We then went through each of the downstream topics and used topicctl to convert it to use in-rack replica placement. This topology still uses the same number of replicas (three in the Segment case), but these are in brokers in the same zone, which minimizes the amount of cross-AZ traffic.

The migrations took up to 6 hours for our largest topics (there was a lot of data to transfer!), but we didn't notice any significant performance problems in our clusters while they were ongoing, which was great.

After this was done, we eliminated 2 cross-zone transfers per message per topic.

Consume from the same zone

Most of our Kafka consumers are written in golang and use a common reader library built on top of kafka-go

In parallel with the replica migrations, our team went through all of the consumers in our primary data pipeline and switched them to a new reader library that uses kafka-go's RackAffinityGroupBalancer feature. The latter matches consumers and partitions so that as many pairs as possible are in the same zone.

After this was done, we eliminated another 1-5 cross-zone transfers per message per topic (varying based on the number of consumer groups reading from the topic).

Produce to the same zone

Producing messages in-zone is a bigger operational challenge than consuming in-zone. 

Although it's possible to match producers to partition leaders by zone, it's easy (particularly as leaders shift around) for the load per broker or per partition to become imbalanced. If the producers themselves become zone-imbalanced (due to a deploy, for instance), this can also lead to an imbalance in the cluster without careful coordination.

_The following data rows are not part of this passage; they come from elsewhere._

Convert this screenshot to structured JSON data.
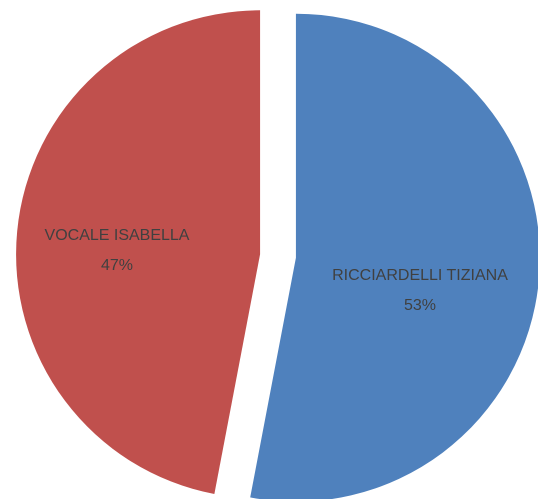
{
  "chart_data": {
    "type": "pie",
    "title": "",
    "slices": [
      {
        "label": "RICCIARDELLI TIZIANA",
        "percent_label": "53%",
        "value": 53,
        "color": "#4f81bd"
      },
      {
        "label": "VOCALE ISABELLA",
        "percent_label": "47%",
        "value": 47,
        "color": "#c0504d"
      }
    ],
    "start_angle": "12 o'clock",
    "direction": "clockwise",
    "exploded": true,
    "legend": "none"
  }
}
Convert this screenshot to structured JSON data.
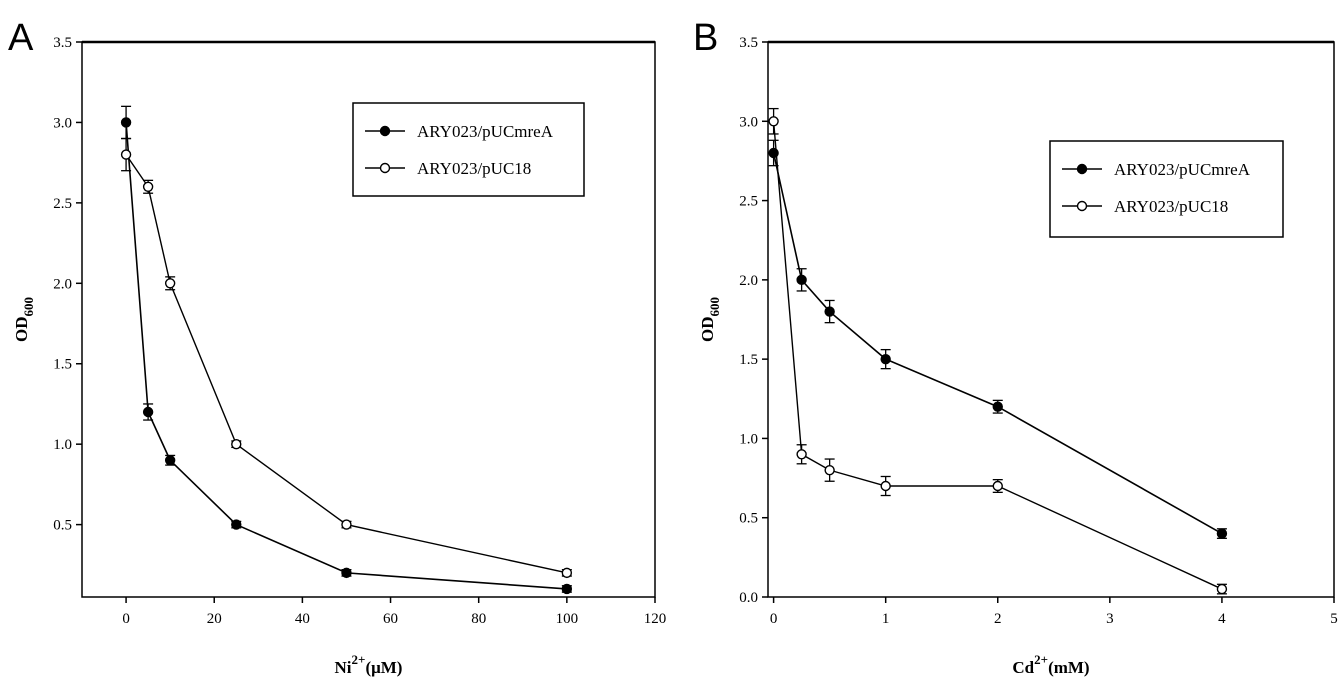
{
  "chart_data": [
    {
      "panel": "A",
      "type": "line",
      "xlabel": "Ni2+(μM)",
      "ylabel": "OD600",
      "xlim": [
        -10,
        120
      ],
      "ylim": [
        0.05,
        3.5
      ],
      "xticks": [
        0,
        20,
        40,
        60,
        80,
        100,
        120
      ],
      "yticks": [
        0.5,
        1.0,
        1.5,
        2.0,
        2.5,
        3.0,
        3.5
      ],
      "legend_position": "top-right",
      "x": [
        0,
        5,
        10,
        25,
        50,
        100
      ],
      "series": [
        {
          "name": "ARY023/pUCmreA",
          "marker": "filled-circle",
          "values": [
            3.0,
            1.2,
            0.9,
            0.5,
            0.2,
            0.1
          ],
          "errors": [
            0.1,
            0.05,
            0.03,
            0.02,
            0.02,
            0.02
          ]
        },
        {
          "name": "ARY023/pUC18",
          "marker": "open-circle",
          "values": [
            2.8,
            2.6,
            2.0,
            1.0,
            0.5,
            0.2
          ],
          "errors": [
            0.1,
            0.04,
            0.04,
            0.02,
            0.02,
            0.02
          ]
        }
      ]
    },
    {
      "panel": "B",
      "type": "line",
      "xlabel": "Cd2+(mM)",
      "ylabel": "OD600",
      "xlim": [
        -0.05,
        5
      ],
      "ylim": [
        0.0,
        3.5
      ],
      "xticks": [
        0,
        1,
        2,
        3,
        4,
        5
      ],
      "yticks": [
        0.0,
        0.5,
        1.0,
        1.5,
        2.0,
        2.5,
        3.0,
        3.5
      ],
      "legend_position": "top-right",
      "x": [
        0,
        0.25,
        0.5,
        1,
        2,
        4
      ],
      "series": [
        {
          "name": "ARY023/pUCmreA",
          "marker": "filled-circle",
          "values": [
            2.8,
            2.0,
            1.8,
            1.5,
            1.2,
            0.4
          ],
          "errors": [
            0.08,
            0.07,
            0.07,
            0.06,
            0.04,
            0.03
          ]
        },
        {
          "name": "ARY023/pUC18",
          "marker": "open-circle",
          "values": [
            3.0,
            0.9,
            0.8,
            0.7,
            0.7,
            0.05
          ],
          "errors": [
            0.08,
            0.06,
            0.07,
            0.06,
            0.04,
            0.03
          ]
        }
      ]
    }
  ]
}
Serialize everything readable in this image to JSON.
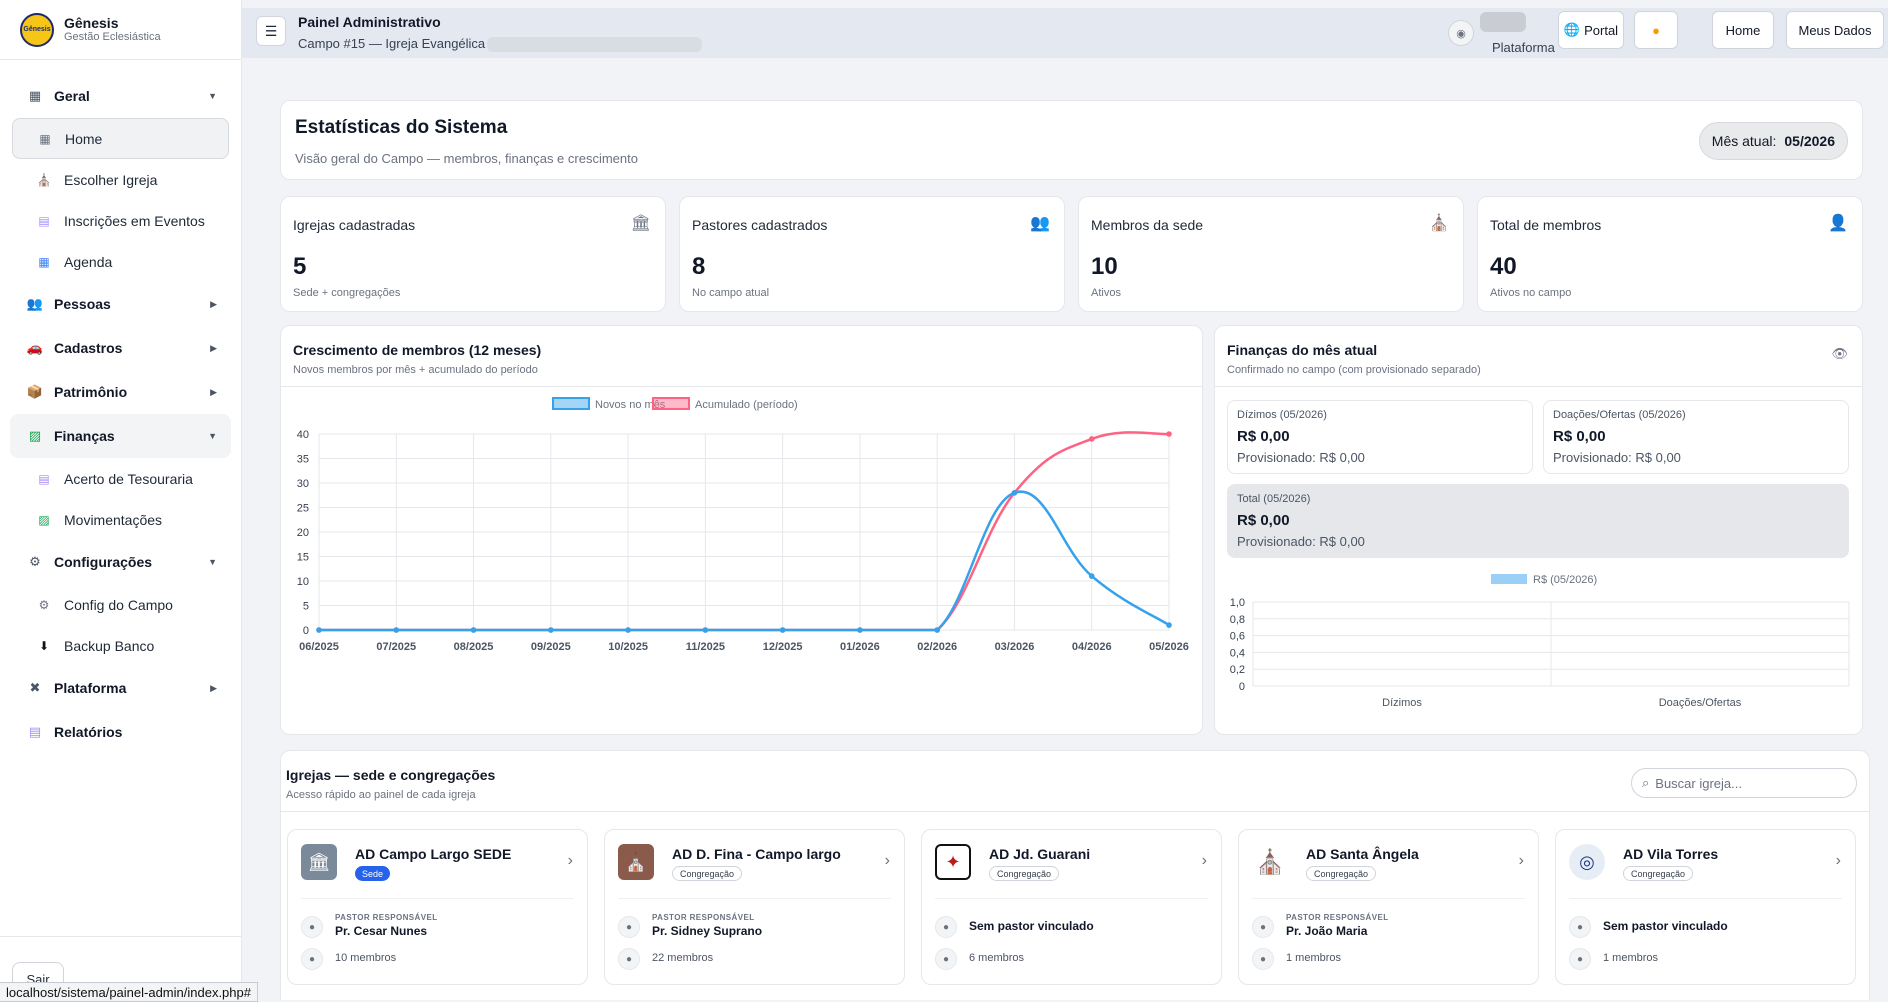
{
  "brand": {
    "name": "Gênesis",
    "subtitle": "Gestão Eclesiástica",
    "logo_text": "Gênesis"
  },
  "sidebar": {
    "groups": [
      {
        "label": "Geral",
        "icon": "grid-icon"
      },
      {
        "label": "Pessoas",
        "icon": "people-icon"
      },
      {
        "label": "Cadastros",
        "icon": "car-icon"
      },
      {
        "label": "Patrimônio",
        "icon": "box-icon"
      },
      {
        "label": "Finanças",
        "icon": "chart-icon"
      },
      {
        "label": "Configurações",
        "icon": "gear-icon"
      },
      {
        "label": "Plataforma",
        "icon": "tools-icon"
      },
      {
        "label": "Relatórios",
        "icon": "report-icon"
      }
    ],
    "items": {
      "home": "Home",
      "escolher_igreja": "Escolher Igreja",
      "inscricoes": "Inscrições em Eventos",
      "agenda": "Agenda",
      "acerto": "Acerto de Tesouraria",
      "movimentacoes": "Movimentações",
      "config_campo": "Config do Campo",
      "backup": "Backup Banco"
    },
    "logout": "Sair"
  },
  "statusbar": "localhost/sistema/painel-admin/index.php#",
  "topbar": {
    "title": "Painel Administrativo",
    "subtitle": "Campo #15 — Igreja Evangélica",
    "platform_label": "Plataforma",
    "buttons": {
      "portal": "Portal",
      "home": "Home",
      "meus_dados": "Meus Dados"
    }
  },
  "hero": {
    "title": "Estatísticas do Sistema",
    "subtitle": "Visão geral do Campo — membros, finanças e crescimento",
    "month_label": "Mês atual:",
    "month_value": "05/2026"
  },
  "stats": [
    {
      "label": "Igrejas cadastradas",
      "value": "5",
      "note": "Sede + congregações"
    },
    {
      "label": "Pastores cadastrados",
      "value": "8",
      "note": "No campo atual"
    },
    {
      "label": "Membros da sede",
      "value": "10",
      "note": "Ativos"
    },
    {
      "label": "Total de membros",
      "value": "40",
      "note": "Ativos no campo"
    }
  ],
  "growth": {
    "title": "Crescimento de membros (12 meses)",
    "subtitle": "Novos membros por mês + acumulado do período"
  },
  "finance": {
    "title": "Finanças do mês atual",
    "subtitle": "Confirmado no campo (com provisionado separado)",
    "dizimos": {
      "label": "Dízimos (05/2026)",
      "value": "R$ 0,00",
      "prov": "Provisionado: R$ 0,00"
    },
    "doacoes": {
      "label": "Doações/Ofertas (05/2026)",
      "value": "R$ 0,00",
      "prov": "Provisionado: R$ 0,00"
    },
    "total": {
      "label": "Total (05/2026)",
      "value": "R$ 0,00",
      "prov": "Provisionado: R$ 0,00"
    }
  },
  "churches_section": {
    "title": "Igrejas — sede e congregações",
    "subtitle": "Acesso rápido ao painel de cada igreja",
    "search_placeholder": "Buscar igreja...",
    "pastor_caption": "PASTOR RESPONSÁVEL"
  },
  "churches": [
    {
      "name": "AD Campo Largo SEDE",
      "badge": "Sede",
      "pastor": "Pr. Cesar Nunes",
      "members": "10 membros"
    },
    {
      "name": "AD D. Fina - Campo largo",
      "badge": "Congregação",
      "pastor": "Pr. Sidney Suprano",
      "members": "22 membros"
    },
    {
      "name": "AD Jd. Guarani",
      "badge": "Congregação",
      "pastor": "Sem pastor vinculado",
      "members": "6 membros"
    },
    {
      "name": "AD Santa Ângela",
      "badge": "Congregação",
      "pastor": "Pr. João Maria",
      "members": "1 membros"
    },
    {
      "name": "AD Vila Torres",
      "badge": "Congregação",
      "pastor": "Sem pastor vinculado",
      "members": "1 membros"
    }
  ],
  "chart_data": [
    {
      "type": "line",
      "x": [
        "06/2025",
        "07/2025",
        "08/2025",
        "09/2025",
        "10/2025",
        "11/2025",
        "12/2025",
        "01/2026",
        "02/2026",
        "03/2026",
        "04/2026",
        "05/2026"
      ],
      "series": [
        {
          "name": "Novos no mês",
          "color": "#36a2eb",
          "values": [
            0,
            0,
            0,
            0,
            0,
            0,
            0,
            0,
            0,
            28,
            11,
            1
          ]
        },
        {
          "name": "Acumulado (período)",
          "color": "#ff6384",
          "values": [
            0,
            0,
            0,
            0,
            0,
            0,
            0,
            0,
            0,
            28,
            39,
            40
          ]
        }
      ],
      "yticks": [
        "0",
        "5",
        "10",
        "15",
        "20",
        "25",
        "30",
        "35",
        "40"
      ],
      "ylim": [
        0,
        40
      ],
      "legend": "top",
      "grid": true
    },
    {
      "type": "bar",
      "categories": [
        "Dízimos",
        "Doações/Ofertas"
      ],
      "series": [
        {
          "name": "R$ (05/2026)",
          "color": "#9ad0f5",
          "values": [
            0,
            0
          ]
        }
      ],
      "yticks": [
        "0",
        "0,2",
        "0,4",
        "0,6",
        "0,8",
        "1,0"
      ],
      "ylim": [
        0,
        1
      ],
      "legend": "top",
      "grid": true
    }
  ]
}
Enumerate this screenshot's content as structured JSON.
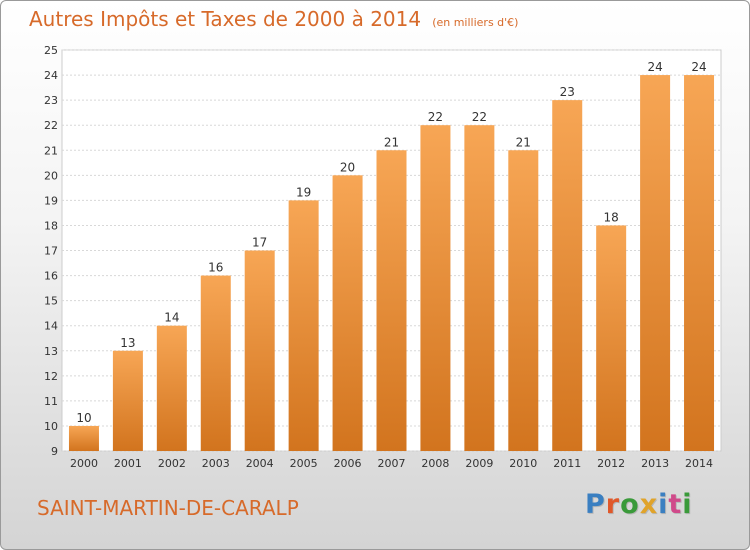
{
  "title": "Autres Impôts et Taxes de 2000 à 2014",
  "subtitle": "(en milliers d'€)",
  "location": "SAINT-MARTIN-DE-CARALP",
  "brand": {
    "text": "Proxiti",
    "letter_colors": [
      "#3a7fc1",
      "#e0582a",
      "#3a9a3a",
      "#e0a32a",
      "#3a7fc1",
      "#d04a8a",
      "#3a9a3a"
    ]
  },
  "colors": {
    "bar_light": "#f7a655",
    "bar_dark": "#d2741e",
    "accent": "#d76a2a"
  },
  "chart_data": {
    "type": "bar",
    "categories": [
      "2000",
      "2001",
      "2002",
      "2003",
      "2004",
      "2005",
      "2006",
      "2007",
      "2008",
      "2009",
      "2010",
      "2011",
      "2012",
      "2013",
      "2014"
    ],
    "values": [
      10,
      13,
      14,
      16,
      17,
      19,
      20,
      21,
      22,
      22,
      21,
      23,
      18,
      24,
      24
    ],
    "value_labels": [
      "10",
      "13",
      "14",
      "16",
      "17",
      "19",
      "20",
      "21",
      "22",
      "22",
      "21",
      "23",
      "18",
      "24",
      "24"
    ],
    "ylim": [
      9,
      25
    ],
    "yticks": [
      "9",
      "10",
      "11",
      "12",
      "13",
      "14",
      "15",
      "16",
      "17",
      "18",
      "19",
      "20",
      "21",
      "22",
      "23",
      "24",
      "25"
    ],
    "grid": true,
    "xlabel": "",
    "ylabel": ""
  }
}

The exception to this is in our pipeline's deduplication portion, discussed in a previous blog post. This is where we use semantic partitioning with a static, 1:1 mapping between producers and partitions. Here, because the cardinality and zones of the producers don't change, we could safely shift around the zones of each partition to reduce the amount of cross-zone produce traffic. We used the static-in-rack strategy in topicctl to achieve this.

We are planning to revisit this approach and add producer optimizations to more components of our pipeline. The kafka-go roadmap includes plans for a zone-affinity producer, so after that is implemented, we could use that in our code.

Switch to zstd compression

With the version 2.1.0 release, Kafka introduced support for a new compression codec, zstd. We did some testing on a shadow version of our production traffic and found that zstd was 40% more space-efficient than snappy, our previous default, without significantly reducing pipeline performance (i.e., due to potentially higher compression and decompression overhead).

Unfortunately, most of our topics are in clusters running older Kafka versions. However, we could switch to zstd for the "ingest" topics at the head of our pipeline since these were hosted in a new cluster. We were keeping cross-zone replication for these topics, so by using zstd we were able to reduce the networking costs associated with these topics significantly.

In the future, we hope to migrate more topics to zstd as we upgrade our clusters to newer Kafka versions.

The results

With the efforts above, we gradually transitioned the topologies of some key topics from something like this:

Zoom with margin

Into layouts looking more like:

Zoom with margin

As we made progress, we began seeing our daily EC2 data transfer costs go down. By the time we finished the work on all of our large topics, we had reduced our costs by more than $100k / month, or $1.2M / year. Given the amount of work required (approximately 2 engineers for 2 months), the effort was extremely cost-effective!

In addition to saving Segment a lot of money, this project also led to new tooling (including topicctl), new runbooks for our Kafka clusters, and a general cleanup of our topics and clusters.

If you operate in a cloud environment, take another look at your bill's transfer costs and calculate what percentage is due to cross-zone Kafka networking. If it's a non-trivial amount, you may be able to save a lot of money by trying some of the strategies described above.